Rogues required a bit of skill and planning before battle to be used effectively, but with the right teammates, they performed very well. Their hits were almost always in the white, but they hit so fast it made up for it. They also performed well as flag carriers, assuming the enemy didn’t have a Warlock and the Rogue had healers and tanks to back them up and protect them.
A solo Rogue felt very underpowered and the early nerfs didn’t do them any favors, which is why this class doesn’t rank higher. But it performed so well in groups and PVP that it deserves the number four spot.
Mages were the high damage dealers of the game in the early days. In terms of overall DPS, for extended periods of time they weren’t all that impressive, but for quick battles or when comparing single attacks, they were brutal hitters.
Their casting was also quicker than Warlocks, which meant they could hold their own in PVP, but if the fight went on too long, they were goners. Your goal was to turn your enemies into frosted ruins before they could muster an attack against you. They earn the number three spot for their explosive power, minimal skill requirements to play, and being decent to level.
Priests were by far the best healers in the game. While Shamans were better at group heals and Paladins were better at single target heals, Priests could do both almost as well, which made them more adaptable and useful in a variety of situations.
Their mind control was also beastly in fights, as it turned enemies against each other and took some of the heat off your team, although this did draw a lot of aggro for the Priest. Their ability to provide and remove buffs for allies also made them powerful teammates to have in battle. Pair one of these with a Warrior and you had a dangerous duo on your hands.

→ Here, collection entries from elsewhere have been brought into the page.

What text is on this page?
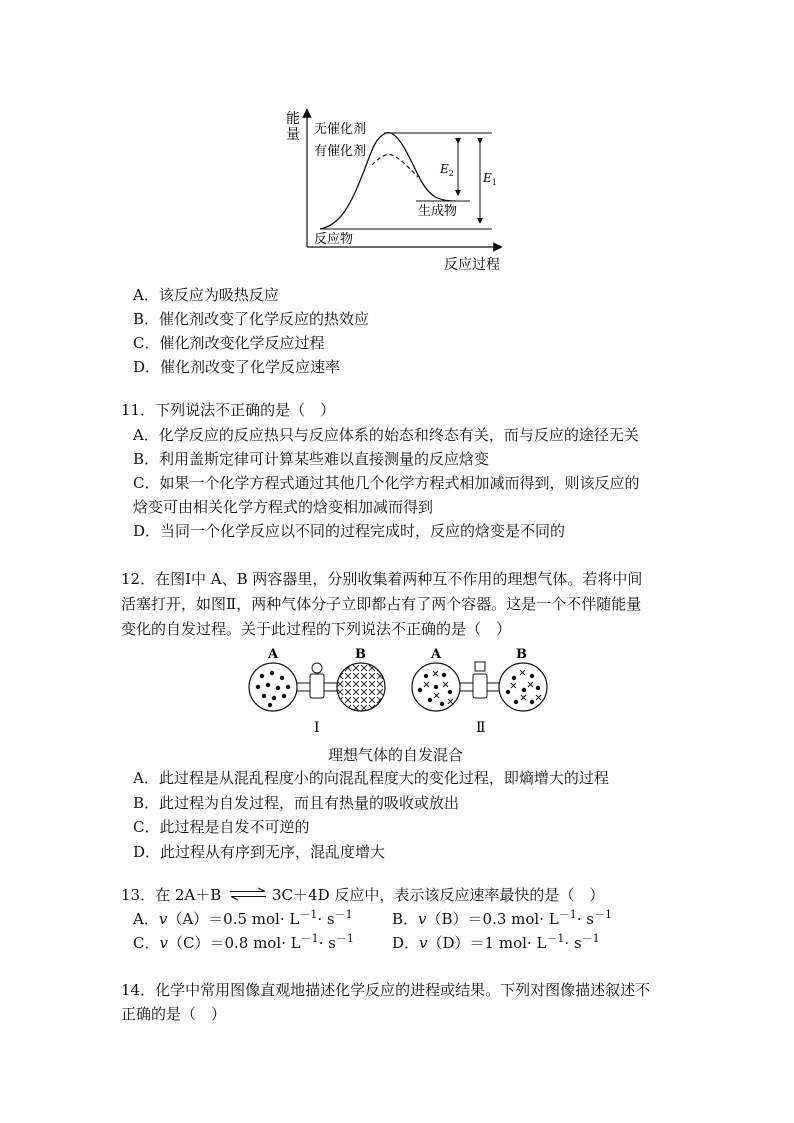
能
量
反应过程
$E_2$ $E_1$
无催化剂
有催化剂
生成物
反应物
A．该反应为吸热反应
B．催化剂改变了化学反应的热效应
C．催化剂改变化学反应过程
D．催化剂改变了化学反应速率
11．下列说法不正确的是（　）
A．化学反应的反应热只与反应体系的始态和终态有关，而与反应的途径无关
B．利用盖斯定律可计算某些难以直接测量的反应焓变
C．如果一个化学方程式通过其他几个化学方程式相加减而得到，则该反应的
焓变可由相关化学方程式的焓变相加减而得到
D．当同一个化学反应以不同的过程完成时，反应的焓变是不同的
12．在图Ⅰ中 A、B 两容器里，分别收集着两种互不作用的理想气体。若将中间
活塞打开，如图Ⅱ，两种气体分子立即都占有了两个容器。这是一个不伴随能量
变化的自发过程。关于此过程的下列说法不正确的是（　）
A	B
Ⅰ
A	B
Ⅱ
理想气体的自发混合
A．此过程是从混乱程度小的向混乱程度大的变化过程，即熵增大的过程
B．此过程为自发过程，而且有热量的吸收或放出
C．此过程是自发不可逆的
D．此过程从有序到无序，混乱度增大
13．在 2A＋B ⇌ 3C＋4D 反应中，表示该反应速率最快的是（　）
A．v（A）＝0.5 $mol\cdot L^{-1}\cdot s^{-1}$	B．v（B）＝0.3 $mol\cdot L^{-1}\cdot s^{-1}$
C．v（C）＝0.8 $mol\cdot L^{-1}\cdot s^{-1}$	D．v（D）＝1 $mol\cdot L^{-1}\cdot s^{-1}$
14．化学中常用图像直观地描述化学反应的进程或结果。下列对图像描述叙述不
正确的是（　）
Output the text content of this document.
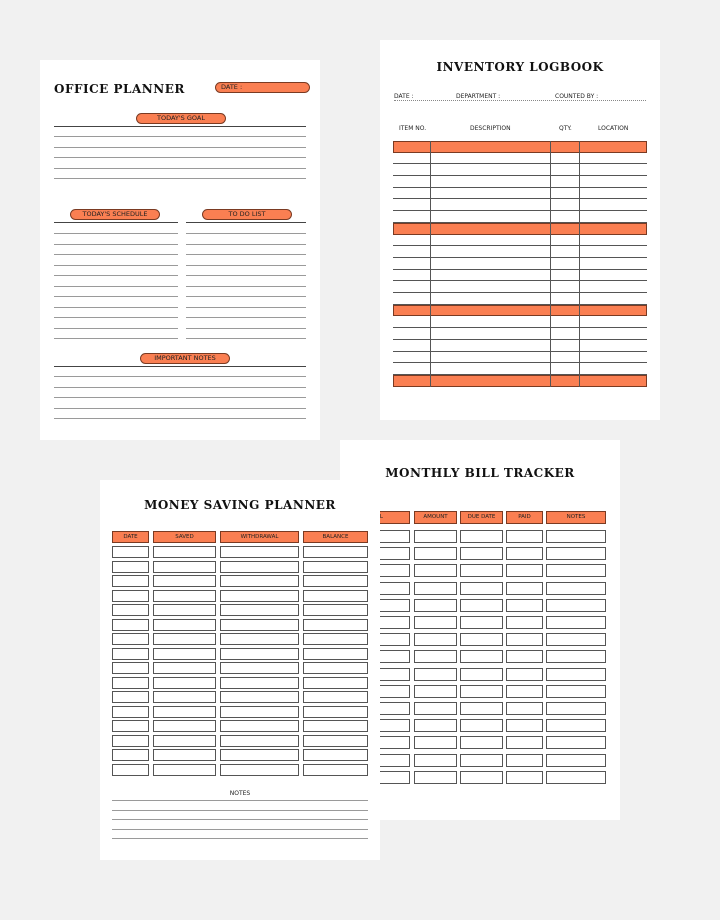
OFFICE PLANNER	DATE :
TODAY'S GOAL
TODAY'S SCHEDULE	TO DO LIST
IMPORTANT NOTES
INVENTORY LOGBOOK
DATE :	DEPARTMENT :	COUNTED BY :
ITEM NO.	DESCRIPTION	QTY.	LOCATION
MONTHLY BILL TRACKER
L	AMOUNT	DUE DATE	PAID	NOTES
MONEY SAVING PLANNER
DATE	SAVED	WITHDRAWAL	BALANCE
NOTES
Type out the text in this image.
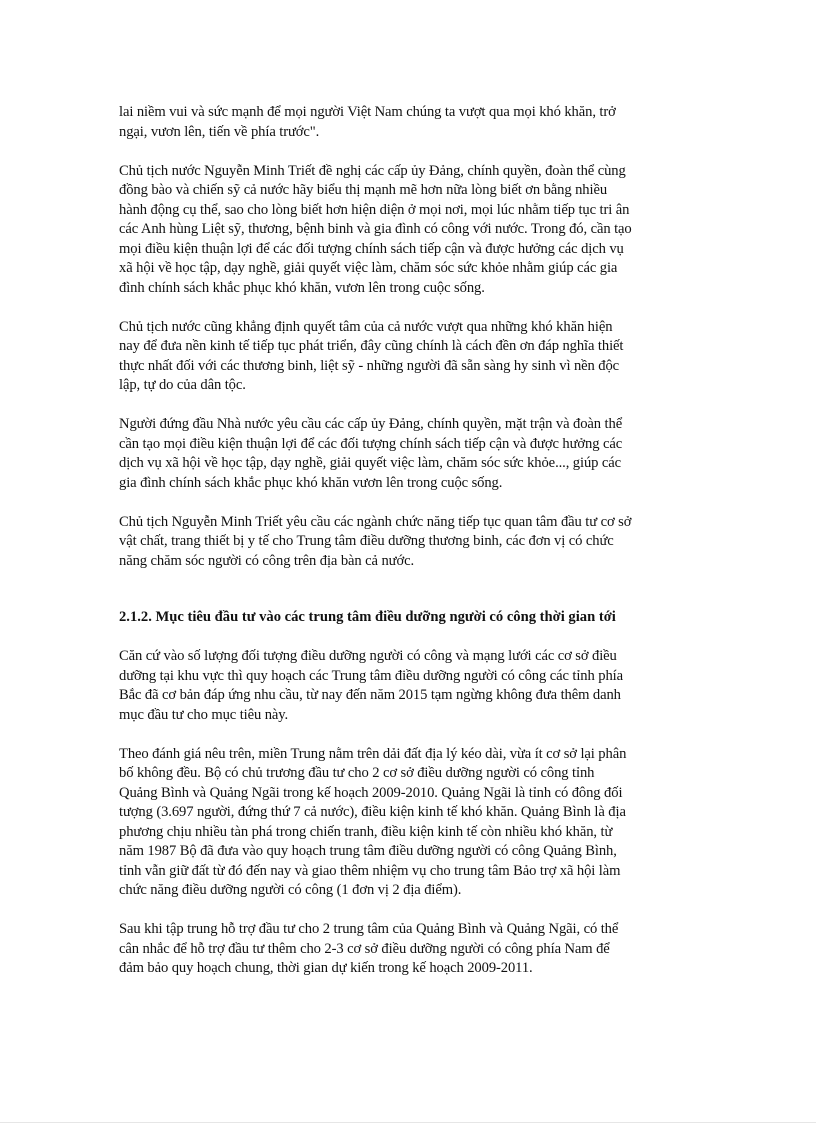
lai niềm vui và sức mạnh để mọi người Việt Nam chúng ta vượt qua mọi khó khăn, trở
ngại, vươn lên, tiến về phía trước".
Chủ tịch nước Nguyễn Minh Triết đề nghị các cấp ủy Đảng, chính quyền, đoàn thể cùng
đồng bào và chiến sỹ cả nước hãy biểu thị mạnh mẽ hơn nữa lòng biết ơn bằng nhiều
hành động cụ thể, sao cho lòng biết hơn hiện diện ở mọi nơi, mọi lúc nhằm tiếp tục tri ân
các Anh hùng Liệt sỹ, thương, bệnh binh và gia đình có công với nước. Trong đó, cần tạo
mọi điều kiện thuận lợi để các đối tượng chính sách tiếp cận và được hưởng các dịch vụ
xã hội về học tập, dạy nghề, giải quyết việc làm, chăm sóc sức khỏe nhằm giúp các gia
đình chính sách khắc phục khó khăn, vươn lên trong cuộc sống.
Chủ tịch nước cũng khẳng định quyết tâm của cả nước vượt qua những khó khăn hiện
nay để đưa nền kinh tế tiếp tục phát triển, đây cũng chính là cách đền ơn đáp nghĩa thiết
thực nhất đối với các thương binh, liệt sỹ - những người đã sẵn sàng hy sinh vì nền độc
lập, tự do của dân tộc.
Người đứng đầu Nhà nước yêu cầu các cấp ủy Đảng, chính quyền, mặt trận và đoàn thể
cần tạo mọi điều kiện thuận lợi để các đối tượng chính sách tiếp cận và được hưởng các
dịch vụ xã hội về học tập, dạy nghề, giải quyết việc làm, chăm sóc sức khỏe..., giúp các
gia đình chính sách khắc phục khó khăn vươn lên trong cuộc sống.
Chủ tịch Nguyễn Minh Triết yêu cầu các ngành chức năng tiếp tục quan tâm đầu tư cơ sở
vật chất, trang thiết bị y tế cho Trung tâm điều dưỡng thương binh, các đơn vị có chức
năng chăm sóc người có công trên địa bàn cả nước.
2.1.2. Mục tiêu đầu tư vào các trung tâm điều dưỡng người có công thời gian tới
Căn cứ vào số lượng đối tượng điều dưỡng người có công và mạng lưới các cơ sở điều
dưỡng tại khu vực thì quy hoạch các Trung tâm điều dưỡng người có công các tỉnh phía
Bắc đã cơ bản đáp ứng nhu cầu, từ nay đến năm 2015 tạm ngừng không đưa thêm danh
mục đầu tư cho mục tiêu này.
Theo đánh giá nêu trên, miền Trung nằm trên dải đất địa lý kéo dài, vừa ít cơ sở lại phân
bố không đều. Bộ có chủ trương đầu tư cho 2 cơ sở điều dưỡng người có công tỉnh
Quảng Bình và Quảng Ngãi trong kế hoạch 2009-2010. Quảng Ngãi là tỉnh có đông đối
tượng (3.697 người, đứng thứ 7 cả nước), điều kiện kinh tế khó khăn. Quảng Bình là địa
phương chịu nhiều tàn phá trong chiến tranh, điều kiện kinh tế còn nhiều khó khăn, từ
năm 1987 Bộ đã đưa vào quy hoạch trung tâm điều dưỡng người có công Quảng Bình,
tỉnh vẫn giữ đất từ đó đến nay và giao thêm nhiệm vụ cho trung tâm Bảo trợ xã hội làm
chức năng điều dưỡng người có công (1 đơn vị 2 địa điểm).
Sau khi tập trung hỗ trợ đầu tư cho 2 trung tâm của Quảng Bình và Quảng Ngãi, có thể
cân nhắc để hỗ trợ đầu tư thêm cho 2-3 cơ sở điều dưỡng người có công phía Nam để
đảm bảo quy hoạch chung, thời gian dự kiến trong kế hoạch 2009-2011.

Hands down the strongest character class in the early days of World of Warcraft, Warriors will be the reigning kings in Classic. They were the best tanks in the game, allowing them to take some serious damage to keep other players alive. Pair their tanking abilities with a good healer like the Priest and they were unstoppable.
Even without the healer, they were capable of going toe-to-toe with two to three players and come out the victor. They were heaven sent when it came to raids, as they could take the punishment from bosses and groups and come out strong. The Warriors were absolute beasts in the early days, and when Classic comes out in August, you better believe there will be lots of Warriors running around.